In failure, intent has no manifestation. Nobody cares how hard we tried or even how many people benefitted from the actions we took.
Legs too new to jump the fence?
Losers.
Hooves can't open the gate?
Losers.
Love your trapped children and regret a moment of joy in leaping over the fence yourself.
Loser.
Shadows mock me. Cast by a small Russian Blue Spruce I affectionately call Blue Zephyr, the shadow melds with the maples into the impression of a man in a long coat and a fedora.
Blaming the shadow for my frustration, I whisper, "Help or get out of the way."
Leaves and needles hiss.
The fawns pace. The doe paws at the ground.
Stuck, I ask the shadow, "Any ideas?"
"A distraction?" it asks.
How many heartbeats define the moment the impossible speaks on a spring day? Overhead, a dragon-shaped cloud breaks up and becomes herons gliding East-by-Southeast. A squirrel on the low branch of an oak is suddenly in the canopy chittering at me--or at the shadow.
"Calm down," I whisper.
"You calm down," Shadow says. "You want my help or not?"
"I was talking to myself."
"You know who talks to themselves?"
"Crazy people?"
"Bat shit and gone."
The doe zeroes in on my form in the shadows. Body tensed, ears high and pointing at me, her glistening black nose twitches. Her tail flicks nervously, unsure whether to rise and warn her children.
The fawns pace out their desperation and fear on the other side of the fence.
Shadow says, "I can stretch out enough to shade that old girl and get her to trot across the lane."
I've talked to myself my whole life. Most people do. It can't hurt to pretend the shadow is real. "Don't scare her. She might leave the fawns behind."
"No guarantees.
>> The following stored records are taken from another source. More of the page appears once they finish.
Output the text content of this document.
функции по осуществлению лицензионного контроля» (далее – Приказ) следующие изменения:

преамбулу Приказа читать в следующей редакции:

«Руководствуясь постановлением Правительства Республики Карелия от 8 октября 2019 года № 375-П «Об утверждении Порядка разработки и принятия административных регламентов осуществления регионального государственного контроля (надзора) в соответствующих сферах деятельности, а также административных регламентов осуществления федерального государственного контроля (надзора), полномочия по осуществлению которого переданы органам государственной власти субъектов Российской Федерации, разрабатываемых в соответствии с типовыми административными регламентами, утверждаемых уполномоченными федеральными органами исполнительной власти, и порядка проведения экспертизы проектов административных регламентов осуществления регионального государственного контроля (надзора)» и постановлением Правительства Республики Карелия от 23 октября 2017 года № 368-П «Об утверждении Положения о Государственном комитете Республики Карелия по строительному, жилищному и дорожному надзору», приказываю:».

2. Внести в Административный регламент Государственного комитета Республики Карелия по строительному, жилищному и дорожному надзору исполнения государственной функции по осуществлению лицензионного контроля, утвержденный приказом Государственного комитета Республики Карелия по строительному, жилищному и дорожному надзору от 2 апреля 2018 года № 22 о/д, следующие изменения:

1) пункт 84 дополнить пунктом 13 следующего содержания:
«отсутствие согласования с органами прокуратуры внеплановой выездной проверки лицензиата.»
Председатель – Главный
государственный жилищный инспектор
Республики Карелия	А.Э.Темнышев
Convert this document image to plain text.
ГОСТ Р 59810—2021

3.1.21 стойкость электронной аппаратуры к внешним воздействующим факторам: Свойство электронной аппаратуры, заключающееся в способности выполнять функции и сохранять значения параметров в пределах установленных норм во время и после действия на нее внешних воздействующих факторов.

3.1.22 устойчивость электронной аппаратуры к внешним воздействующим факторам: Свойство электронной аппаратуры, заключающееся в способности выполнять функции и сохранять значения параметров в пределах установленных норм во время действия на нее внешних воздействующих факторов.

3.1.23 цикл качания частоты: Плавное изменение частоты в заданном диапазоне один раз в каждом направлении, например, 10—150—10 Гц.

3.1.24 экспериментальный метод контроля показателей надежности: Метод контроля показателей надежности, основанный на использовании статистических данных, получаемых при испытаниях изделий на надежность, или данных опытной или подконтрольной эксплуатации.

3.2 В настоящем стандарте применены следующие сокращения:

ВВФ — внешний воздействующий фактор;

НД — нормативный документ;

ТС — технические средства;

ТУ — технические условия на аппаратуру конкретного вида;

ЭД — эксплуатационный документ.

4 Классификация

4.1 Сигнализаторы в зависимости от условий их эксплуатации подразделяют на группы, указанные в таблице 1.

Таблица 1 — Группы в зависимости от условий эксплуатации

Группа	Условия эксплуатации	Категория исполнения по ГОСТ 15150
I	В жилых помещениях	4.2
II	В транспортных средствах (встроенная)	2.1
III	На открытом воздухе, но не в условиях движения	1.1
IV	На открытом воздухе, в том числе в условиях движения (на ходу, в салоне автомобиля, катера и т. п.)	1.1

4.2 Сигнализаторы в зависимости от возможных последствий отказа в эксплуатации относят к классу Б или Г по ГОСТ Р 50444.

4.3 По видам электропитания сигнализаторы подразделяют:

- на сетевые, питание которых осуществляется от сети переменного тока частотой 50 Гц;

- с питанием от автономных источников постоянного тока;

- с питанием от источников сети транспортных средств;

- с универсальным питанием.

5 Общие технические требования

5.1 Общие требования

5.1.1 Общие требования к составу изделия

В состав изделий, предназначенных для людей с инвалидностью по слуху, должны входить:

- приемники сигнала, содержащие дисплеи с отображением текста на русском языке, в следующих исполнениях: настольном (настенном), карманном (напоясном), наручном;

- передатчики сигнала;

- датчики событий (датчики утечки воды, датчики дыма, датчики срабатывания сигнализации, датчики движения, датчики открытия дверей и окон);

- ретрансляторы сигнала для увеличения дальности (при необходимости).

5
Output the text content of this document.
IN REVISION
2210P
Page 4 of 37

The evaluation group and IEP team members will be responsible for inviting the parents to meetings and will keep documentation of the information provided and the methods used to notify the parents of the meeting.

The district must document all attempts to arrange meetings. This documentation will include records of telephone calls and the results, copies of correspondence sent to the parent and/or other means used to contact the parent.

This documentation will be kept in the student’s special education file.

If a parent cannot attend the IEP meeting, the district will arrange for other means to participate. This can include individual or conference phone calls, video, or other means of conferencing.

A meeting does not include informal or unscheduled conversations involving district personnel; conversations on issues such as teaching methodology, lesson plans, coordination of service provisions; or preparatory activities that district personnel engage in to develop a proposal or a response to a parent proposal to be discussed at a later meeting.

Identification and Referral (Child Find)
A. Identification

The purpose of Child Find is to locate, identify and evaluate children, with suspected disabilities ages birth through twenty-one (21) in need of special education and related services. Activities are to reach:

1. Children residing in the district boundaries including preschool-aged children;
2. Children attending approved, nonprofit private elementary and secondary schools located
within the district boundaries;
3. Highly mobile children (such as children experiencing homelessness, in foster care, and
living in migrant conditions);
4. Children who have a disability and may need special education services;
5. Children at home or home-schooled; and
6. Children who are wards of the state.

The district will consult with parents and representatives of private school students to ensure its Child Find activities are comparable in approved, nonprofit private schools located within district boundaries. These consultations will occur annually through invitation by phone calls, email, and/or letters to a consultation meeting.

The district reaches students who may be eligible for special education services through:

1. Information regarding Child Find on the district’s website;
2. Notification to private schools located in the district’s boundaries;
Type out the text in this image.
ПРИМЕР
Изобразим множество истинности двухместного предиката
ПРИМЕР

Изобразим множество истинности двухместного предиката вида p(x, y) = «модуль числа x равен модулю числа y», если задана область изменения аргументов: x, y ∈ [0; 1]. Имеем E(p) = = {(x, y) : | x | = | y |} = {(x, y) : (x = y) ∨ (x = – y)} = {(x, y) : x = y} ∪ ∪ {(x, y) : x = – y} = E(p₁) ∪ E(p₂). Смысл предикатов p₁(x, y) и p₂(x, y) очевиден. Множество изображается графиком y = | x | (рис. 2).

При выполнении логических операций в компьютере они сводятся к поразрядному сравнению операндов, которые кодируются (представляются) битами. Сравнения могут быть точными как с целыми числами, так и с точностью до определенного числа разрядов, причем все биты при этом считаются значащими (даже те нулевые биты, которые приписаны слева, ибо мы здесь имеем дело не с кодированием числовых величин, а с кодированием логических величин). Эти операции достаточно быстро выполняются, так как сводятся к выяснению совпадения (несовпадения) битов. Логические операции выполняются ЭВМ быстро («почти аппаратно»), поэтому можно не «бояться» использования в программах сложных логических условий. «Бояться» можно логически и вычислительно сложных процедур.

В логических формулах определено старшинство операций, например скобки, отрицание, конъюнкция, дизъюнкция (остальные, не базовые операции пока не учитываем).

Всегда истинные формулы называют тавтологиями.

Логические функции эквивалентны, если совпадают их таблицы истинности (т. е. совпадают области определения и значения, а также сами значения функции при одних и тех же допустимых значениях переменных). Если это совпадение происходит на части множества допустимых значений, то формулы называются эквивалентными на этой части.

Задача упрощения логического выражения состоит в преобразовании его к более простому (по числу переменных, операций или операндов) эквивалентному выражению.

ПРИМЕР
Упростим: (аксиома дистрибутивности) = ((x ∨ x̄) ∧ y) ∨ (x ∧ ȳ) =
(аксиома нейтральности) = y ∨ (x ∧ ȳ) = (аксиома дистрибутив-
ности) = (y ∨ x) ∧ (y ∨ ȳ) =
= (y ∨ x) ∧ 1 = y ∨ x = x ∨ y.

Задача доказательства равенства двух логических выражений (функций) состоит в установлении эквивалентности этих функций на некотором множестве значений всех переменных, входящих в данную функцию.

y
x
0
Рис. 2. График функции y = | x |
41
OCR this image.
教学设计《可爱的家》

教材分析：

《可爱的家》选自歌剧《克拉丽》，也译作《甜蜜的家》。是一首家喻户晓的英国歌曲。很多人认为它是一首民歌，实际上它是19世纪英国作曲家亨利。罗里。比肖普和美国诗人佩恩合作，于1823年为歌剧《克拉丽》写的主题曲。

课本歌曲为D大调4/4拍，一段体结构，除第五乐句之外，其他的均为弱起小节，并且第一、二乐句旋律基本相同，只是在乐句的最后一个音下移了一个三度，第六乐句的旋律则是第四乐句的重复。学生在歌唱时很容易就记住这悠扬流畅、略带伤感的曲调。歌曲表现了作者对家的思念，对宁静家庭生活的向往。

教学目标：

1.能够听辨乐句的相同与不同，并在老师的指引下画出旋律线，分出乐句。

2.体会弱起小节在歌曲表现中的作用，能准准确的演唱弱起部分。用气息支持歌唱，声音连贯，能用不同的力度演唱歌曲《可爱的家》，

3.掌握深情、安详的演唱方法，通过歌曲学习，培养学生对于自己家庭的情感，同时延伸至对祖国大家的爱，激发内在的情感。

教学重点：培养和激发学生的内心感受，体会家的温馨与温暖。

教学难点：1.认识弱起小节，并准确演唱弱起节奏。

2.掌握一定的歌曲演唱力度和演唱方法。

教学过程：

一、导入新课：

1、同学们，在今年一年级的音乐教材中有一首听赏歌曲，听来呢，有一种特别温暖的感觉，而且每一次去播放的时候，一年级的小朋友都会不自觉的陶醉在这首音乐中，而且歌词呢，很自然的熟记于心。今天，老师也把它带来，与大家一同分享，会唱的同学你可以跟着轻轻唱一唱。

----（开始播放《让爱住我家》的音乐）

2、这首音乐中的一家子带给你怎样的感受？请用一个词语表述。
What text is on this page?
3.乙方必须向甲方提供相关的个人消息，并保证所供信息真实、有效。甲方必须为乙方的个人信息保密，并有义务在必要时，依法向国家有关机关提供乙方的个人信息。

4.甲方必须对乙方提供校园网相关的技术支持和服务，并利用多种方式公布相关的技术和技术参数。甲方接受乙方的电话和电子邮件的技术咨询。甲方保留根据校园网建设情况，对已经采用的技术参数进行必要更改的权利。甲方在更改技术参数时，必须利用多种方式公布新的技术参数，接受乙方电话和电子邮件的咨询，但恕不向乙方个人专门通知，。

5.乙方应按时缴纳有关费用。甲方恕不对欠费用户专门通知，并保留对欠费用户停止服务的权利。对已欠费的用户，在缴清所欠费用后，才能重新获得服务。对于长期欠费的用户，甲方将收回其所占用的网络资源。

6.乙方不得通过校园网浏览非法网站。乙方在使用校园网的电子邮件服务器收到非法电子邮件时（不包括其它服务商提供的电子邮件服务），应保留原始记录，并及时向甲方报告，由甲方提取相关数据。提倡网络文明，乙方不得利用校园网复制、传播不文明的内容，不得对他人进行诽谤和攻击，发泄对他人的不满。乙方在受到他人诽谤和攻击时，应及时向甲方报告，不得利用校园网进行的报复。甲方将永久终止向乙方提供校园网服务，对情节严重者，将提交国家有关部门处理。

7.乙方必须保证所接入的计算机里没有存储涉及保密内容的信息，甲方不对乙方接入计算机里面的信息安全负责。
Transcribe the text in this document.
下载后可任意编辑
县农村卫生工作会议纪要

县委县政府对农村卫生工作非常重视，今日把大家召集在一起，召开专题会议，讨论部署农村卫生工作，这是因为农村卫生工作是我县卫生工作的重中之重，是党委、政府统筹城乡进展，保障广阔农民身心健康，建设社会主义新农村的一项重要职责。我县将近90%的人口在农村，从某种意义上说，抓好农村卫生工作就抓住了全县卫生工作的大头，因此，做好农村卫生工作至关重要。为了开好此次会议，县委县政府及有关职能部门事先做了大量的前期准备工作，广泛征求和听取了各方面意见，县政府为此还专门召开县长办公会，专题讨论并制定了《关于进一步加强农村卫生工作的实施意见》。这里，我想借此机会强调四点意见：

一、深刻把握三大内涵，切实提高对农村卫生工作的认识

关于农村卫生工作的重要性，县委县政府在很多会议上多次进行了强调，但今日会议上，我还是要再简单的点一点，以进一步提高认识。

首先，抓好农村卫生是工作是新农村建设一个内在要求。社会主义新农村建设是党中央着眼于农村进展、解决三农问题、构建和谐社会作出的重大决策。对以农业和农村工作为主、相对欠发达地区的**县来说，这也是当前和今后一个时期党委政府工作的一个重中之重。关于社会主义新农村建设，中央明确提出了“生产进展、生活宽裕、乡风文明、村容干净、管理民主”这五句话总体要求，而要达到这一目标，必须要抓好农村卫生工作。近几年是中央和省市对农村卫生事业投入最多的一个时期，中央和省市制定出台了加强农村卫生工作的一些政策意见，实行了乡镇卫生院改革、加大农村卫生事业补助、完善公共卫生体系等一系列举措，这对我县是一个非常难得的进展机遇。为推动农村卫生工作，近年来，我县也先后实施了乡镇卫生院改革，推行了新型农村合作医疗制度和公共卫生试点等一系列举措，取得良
I'm a shadow."
I nod. "Do your best."
The impossible man in the fedora begins to thin and lengthen.
The doe catches the movement.
Just before the shadow touches a front hoof, she twists and trots away across the lane and into the grass and ferns beneath the oaks beyond.
Shadow man snaps back to his original form.
I tell myself he was always that way, always part of the Japanese Maple mixing shade with Blue Zephyr.
Shadow asks, "You going to open the gate?"
Annoyed he thought I might forget, and a little scared that I'm annoyed by a shadow, I slip quickly along the fence, unlatch the gate, and let it swing wide.
Shadow says, "You still haven't fixed the balance on that gate."
"I'll get to it," I say.
He says, "Five years isn't just procrastination."
The fawns skitter along the fence to the gate.
Their mother dances back from the lane to the undergrowth of the oak greenspace then back to the lane.
Her children see her and bolt. All three bound away across fern and grass beneath the shading arms of old oaks.
"Now would be good," Shadow says. "You're out. The gate's open. The weather is fine."
"Have you always been here?"
"Maybe you're just lazy."
"Avoiding the question?"
The shadow shifts a little, and I tell myself the breeze has picked up and rustled the maple leaves and spruce needles.
Shadow says, "I used to live under your bed."
"Shit."
"That's a hell of a thank you."
He did help. I judged him, and he didn't get angry or show any resentment. Surely, even a two-dimensional hallucination could feel hurt by contempt and condescension. I owed him. He stepped up in spite of me. I give him a quiet "Thanks. I appreciate the assist."
"No worries."
I feel like I should stay and talk, but I want to go back in the house, back to normal. I want to return to the living room and a TV that talks but never speaks to me.
A long, awkward moment translates itself into a hesitant invitation. "You want to come in and watch some TV?" I ask.
"It won't get the fence fixed."
"No," I say. "It won't."
"And there's laundry to do, dishes, a garage that needs cleaning."
"Jesus," I say. "I'll get to those--"
"You haven't paid your mortgage or your electric bill."
"What are you, the ghost of unfinished lists?"
He says, "Monster noises under the bed don't scare you anymore."
He's right, and I know him. I'm older now, but he's always been with me. I've worked my whole life to build the courage to face him, to learn the skills that will gain his praise. He has aged along with me, and he still terrifies me.
With some pride, he says, "You know me now."
I do, and there's no place I can hide from him.